Dina tidak mengerti apa maksud perkataan Kevin.
“Maaf sudah menghancurkan hatimu, hanya saja…” ucapan Kevin terhenti. Dina menunggu Kevin untuk melanjutkan perkataannya. Kevin tiba-tiba melepaskan dekapannya dari tubuh Dina.
“Aku minta maaf untuk semua yang terjadi hari ini.” Ucap Kevin tanpa menatap Dina. Ia kemudian berlari meninggalkan tempat itu. Dina melihat ia masuk ke sebuah mobil hatchback berwarna merah, yang diketahui sebagai mobilnya. Tidak lama berselang mobil itu melintas dengan cepat di depan Dina dan Helen. Kevin pergi tanpa pamit.
“Dina…” panggil Helen.
Dina masih menatap mobil Kevin yang melaju pergi.
“Maafkan aku! Ini semua salahku.” Kata Helen.
Dina menoleh sebentar ke arah Helen dengan wajah tanpa ekspresi dan sisa-sisa air mata di pipinya kemudian melangkah pergi. Helen mengikuti Dina dari belakang dari terus memanggil namanya.
“Din…”
“Dina…”
“Ayolah…”
“Dina aku minta maaf. Aku tidak tahu kalau Kevin akan bersikap sekejam itu kepadamu. Aku benar-benar tidak tahu!”
Dina terus berjalan dengan cepat hingga tiba di tepi jalan raya. Begitu ada angkot yang lewat ia segera mencegatnya, naik ke sana dan meninggalkan Helen.
Helen sungguh tidak percaya kalau hubungan persahabatannya dengan Dina juga kini berada di ambang kehancuran hanya karena seorang laki-laki bernama Kevin.
Malam harinya ketika tiba di rumah, Gladys memperhatikan tingkah laku Dina yang terlihat seperti tidak bersemangat dan tidak fokus pada apa saja yang dilakukannya.
“Na…” panggil Gladys.
Panggilan Gladys tidak digubris oleh Dina.
“Dina…” Gladys mencoba memanggil Dina lagi karena ia tampak sedang melamun di hadapan makanannya.

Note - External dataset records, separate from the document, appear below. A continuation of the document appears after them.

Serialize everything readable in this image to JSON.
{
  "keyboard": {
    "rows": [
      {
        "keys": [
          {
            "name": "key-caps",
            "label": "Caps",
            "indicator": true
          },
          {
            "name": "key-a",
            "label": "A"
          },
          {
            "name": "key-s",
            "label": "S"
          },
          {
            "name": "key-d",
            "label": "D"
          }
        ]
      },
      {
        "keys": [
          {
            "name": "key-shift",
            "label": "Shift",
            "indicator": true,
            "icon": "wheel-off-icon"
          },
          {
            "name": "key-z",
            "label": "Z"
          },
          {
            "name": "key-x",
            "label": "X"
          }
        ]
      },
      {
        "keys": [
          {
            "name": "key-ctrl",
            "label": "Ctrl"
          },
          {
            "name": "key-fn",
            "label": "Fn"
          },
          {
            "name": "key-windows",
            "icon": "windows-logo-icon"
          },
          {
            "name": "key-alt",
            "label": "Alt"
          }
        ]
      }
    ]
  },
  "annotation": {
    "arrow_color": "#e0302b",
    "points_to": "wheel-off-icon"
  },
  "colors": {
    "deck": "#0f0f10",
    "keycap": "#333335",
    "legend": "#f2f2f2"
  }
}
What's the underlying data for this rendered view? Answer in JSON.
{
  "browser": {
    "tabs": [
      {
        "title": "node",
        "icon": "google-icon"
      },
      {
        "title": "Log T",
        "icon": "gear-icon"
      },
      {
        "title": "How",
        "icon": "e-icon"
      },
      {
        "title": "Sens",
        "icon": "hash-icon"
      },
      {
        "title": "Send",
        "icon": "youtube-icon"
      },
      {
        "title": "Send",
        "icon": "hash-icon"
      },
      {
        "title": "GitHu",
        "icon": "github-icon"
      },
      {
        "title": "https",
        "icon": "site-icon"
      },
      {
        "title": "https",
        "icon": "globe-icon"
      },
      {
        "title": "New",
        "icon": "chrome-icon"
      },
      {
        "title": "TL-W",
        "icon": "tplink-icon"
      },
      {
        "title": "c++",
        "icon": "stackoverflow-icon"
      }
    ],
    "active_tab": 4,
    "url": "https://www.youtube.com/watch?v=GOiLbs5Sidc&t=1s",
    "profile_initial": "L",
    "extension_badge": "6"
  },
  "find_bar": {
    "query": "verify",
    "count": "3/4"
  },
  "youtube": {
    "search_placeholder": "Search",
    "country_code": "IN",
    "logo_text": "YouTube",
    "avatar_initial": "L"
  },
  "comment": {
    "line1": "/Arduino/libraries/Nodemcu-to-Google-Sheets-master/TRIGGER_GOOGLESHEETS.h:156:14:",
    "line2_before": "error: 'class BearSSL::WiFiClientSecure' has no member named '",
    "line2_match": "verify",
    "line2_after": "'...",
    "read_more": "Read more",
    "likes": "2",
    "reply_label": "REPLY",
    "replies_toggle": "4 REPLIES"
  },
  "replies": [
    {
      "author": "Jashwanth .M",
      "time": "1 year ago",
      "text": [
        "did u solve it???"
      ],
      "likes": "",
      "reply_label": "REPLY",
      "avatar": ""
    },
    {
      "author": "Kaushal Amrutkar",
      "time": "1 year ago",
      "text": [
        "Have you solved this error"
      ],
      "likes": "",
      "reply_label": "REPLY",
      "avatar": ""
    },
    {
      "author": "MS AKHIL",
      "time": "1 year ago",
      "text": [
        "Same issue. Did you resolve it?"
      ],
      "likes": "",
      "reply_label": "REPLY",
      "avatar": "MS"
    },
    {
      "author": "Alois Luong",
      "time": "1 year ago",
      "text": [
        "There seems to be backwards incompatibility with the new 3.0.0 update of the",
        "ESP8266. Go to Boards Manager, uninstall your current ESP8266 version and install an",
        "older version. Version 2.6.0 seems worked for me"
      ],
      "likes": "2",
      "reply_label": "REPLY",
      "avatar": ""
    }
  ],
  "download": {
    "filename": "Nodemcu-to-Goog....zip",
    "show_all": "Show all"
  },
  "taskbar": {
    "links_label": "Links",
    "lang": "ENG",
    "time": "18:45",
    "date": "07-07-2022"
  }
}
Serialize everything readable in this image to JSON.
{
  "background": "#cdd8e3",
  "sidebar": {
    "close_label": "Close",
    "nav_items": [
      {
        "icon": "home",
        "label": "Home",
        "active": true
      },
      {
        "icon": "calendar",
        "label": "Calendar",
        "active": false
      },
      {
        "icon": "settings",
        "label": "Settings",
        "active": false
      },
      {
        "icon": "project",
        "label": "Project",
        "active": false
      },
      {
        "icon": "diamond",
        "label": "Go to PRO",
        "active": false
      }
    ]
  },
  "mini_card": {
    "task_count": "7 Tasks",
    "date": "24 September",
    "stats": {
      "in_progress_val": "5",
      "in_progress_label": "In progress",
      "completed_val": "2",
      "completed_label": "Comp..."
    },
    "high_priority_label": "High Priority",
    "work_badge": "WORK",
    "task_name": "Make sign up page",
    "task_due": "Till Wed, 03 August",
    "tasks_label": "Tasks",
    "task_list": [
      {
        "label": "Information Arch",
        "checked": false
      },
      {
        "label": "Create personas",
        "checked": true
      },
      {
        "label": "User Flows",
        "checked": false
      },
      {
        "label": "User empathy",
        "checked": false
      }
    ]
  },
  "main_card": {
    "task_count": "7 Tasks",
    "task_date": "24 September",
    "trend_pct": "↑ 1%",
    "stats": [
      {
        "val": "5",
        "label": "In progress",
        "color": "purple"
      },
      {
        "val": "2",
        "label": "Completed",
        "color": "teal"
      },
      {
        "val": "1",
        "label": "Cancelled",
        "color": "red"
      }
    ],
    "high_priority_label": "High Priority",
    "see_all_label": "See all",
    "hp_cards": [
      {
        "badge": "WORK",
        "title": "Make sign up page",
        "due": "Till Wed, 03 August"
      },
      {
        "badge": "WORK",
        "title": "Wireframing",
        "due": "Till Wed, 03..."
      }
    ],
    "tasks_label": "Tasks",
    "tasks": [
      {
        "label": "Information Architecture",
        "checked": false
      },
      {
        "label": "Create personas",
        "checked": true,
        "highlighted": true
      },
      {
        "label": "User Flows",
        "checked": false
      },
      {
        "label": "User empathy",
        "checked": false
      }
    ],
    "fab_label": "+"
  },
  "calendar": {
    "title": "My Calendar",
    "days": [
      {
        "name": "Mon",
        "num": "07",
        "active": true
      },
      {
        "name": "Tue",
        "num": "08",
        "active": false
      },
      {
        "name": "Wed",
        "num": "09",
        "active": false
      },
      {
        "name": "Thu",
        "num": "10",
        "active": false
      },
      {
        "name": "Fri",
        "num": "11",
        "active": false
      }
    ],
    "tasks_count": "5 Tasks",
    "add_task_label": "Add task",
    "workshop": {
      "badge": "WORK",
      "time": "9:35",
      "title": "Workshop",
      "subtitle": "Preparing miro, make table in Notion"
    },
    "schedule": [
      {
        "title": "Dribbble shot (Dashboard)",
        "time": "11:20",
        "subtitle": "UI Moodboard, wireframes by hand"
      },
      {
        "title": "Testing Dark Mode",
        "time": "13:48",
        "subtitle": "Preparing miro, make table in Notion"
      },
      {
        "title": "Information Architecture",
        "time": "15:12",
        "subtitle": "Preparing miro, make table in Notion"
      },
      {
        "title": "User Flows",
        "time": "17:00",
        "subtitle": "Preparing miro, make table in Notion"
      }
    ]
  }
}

“Dina!” panggil Gladys dengan keras.
Panggilan Gladys itu membuat Dina sangat terkejut hingga menjatuhkan sendok makan yang sejak tadi berada di genggamannya.
“Mama…” balas Dina kemudian.
“Kamu melamun terus sejak tadi!” omel Gladys. “Ada apa sebenarnya?”
“Nanti Dina ceritakan, Ma.” Jawab Dina dengan lesu.
Gladys menunggu dengan sabar hingga Dina menyelesaikan makan malamnya. Gladys duduk di sofa ruang tamu dan menanti Dina kembali dari dapur untuk mencuci piring yang tadi ia gunakan untuk makan.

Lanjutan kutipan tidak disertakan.